Adamsberg, silencieux, trempait un morceau de sucre dans son fond de cidre.
— Sa bonne mine ? demanda Danglard d’une voix sèche. Ses vers ? C’est facile de versifier.
— Pas tant que cela. Je le trouve plutôt bon.
— Pas moi.
— Je parle du cidre. Vous êtes irrité, capitaine. Irrité et envieux, ajouta Adamsberg avec flegme, en écrasant son sucre du doigt au fond du verre.
— Qu’est-ce qui vous a fait changer d’avis, bon sang ? demanda Danglard en haussant le ton.

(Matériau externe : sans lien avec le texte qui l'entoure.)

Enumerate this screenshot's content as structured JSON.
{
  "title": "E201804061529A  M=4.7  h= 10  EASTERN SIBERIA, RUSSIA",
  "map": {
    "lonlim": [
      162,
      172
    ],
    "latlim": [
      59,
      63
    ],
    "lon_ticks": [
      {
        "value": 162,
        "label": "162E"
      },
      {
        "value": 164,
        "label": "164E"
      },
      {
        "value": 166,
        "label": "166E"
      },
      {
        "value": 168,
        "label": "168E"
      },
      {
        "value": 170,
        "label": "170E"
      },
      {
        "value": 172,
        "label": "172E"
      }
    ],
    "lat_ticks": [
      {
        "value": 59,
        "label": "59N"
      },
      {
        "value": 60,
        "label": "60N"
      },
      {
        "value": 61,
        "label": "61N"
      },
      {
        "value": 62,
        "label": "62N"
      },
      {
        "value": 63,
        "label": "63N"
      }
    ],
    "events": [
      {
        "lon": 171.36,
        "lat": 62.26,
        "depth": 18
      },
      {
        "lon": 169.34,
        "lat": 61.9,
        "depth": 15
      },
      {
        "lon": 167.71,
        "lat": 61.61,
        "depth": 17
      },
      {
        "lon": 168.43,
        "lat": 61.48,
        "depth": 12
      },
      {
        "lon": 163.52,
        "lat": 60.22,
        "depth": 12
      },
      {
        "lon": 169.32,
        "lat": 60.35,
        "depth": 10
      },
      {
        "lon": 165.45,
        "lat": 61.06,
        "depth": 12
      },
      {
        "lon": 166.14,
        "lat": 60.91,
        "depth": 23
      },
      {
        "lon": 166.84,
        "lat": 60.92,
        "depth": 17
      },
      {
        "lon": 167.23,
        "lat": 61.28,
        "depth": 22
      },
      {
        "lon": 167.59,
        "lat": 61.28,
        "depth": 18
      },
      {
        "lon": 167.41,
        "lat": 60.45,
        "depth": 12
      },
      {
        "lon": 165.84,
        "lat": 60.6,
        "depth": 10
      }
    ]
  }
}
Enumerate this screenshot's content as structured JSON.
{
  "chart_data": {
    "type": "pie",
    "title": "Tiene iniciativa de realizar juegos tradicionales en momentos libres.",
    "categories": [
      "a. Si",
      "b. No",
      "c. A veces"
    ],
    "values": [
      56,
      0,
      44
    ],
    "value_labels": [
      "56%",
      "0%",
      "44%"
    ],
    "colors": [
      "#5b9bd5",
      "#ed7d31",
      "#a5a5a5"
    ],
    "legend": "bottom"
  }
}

— Plus bas, capitaine. Quand Noël l’a insulté, Veyrenc a voulu réagir, mais il n’a pas pu. Il n’a même pas pu lui casser la gueule, ce qui aurait été la moindre des choses.
— Et après ? Il était sous le choc. Vous avez vu son visage ? Il était blême de souffrance.
— Oui, cela lui rappelait les milliers d’insultes qu’il a subies enfant, et jeune homme encore. Non seulement Veyrenc avait la tignasse tigrée, mais sachez qu’il boitait, à cause du cheval qui lui était passé dessus, et qu’il avait peur de son ombre, depuis l’agression sur le pré.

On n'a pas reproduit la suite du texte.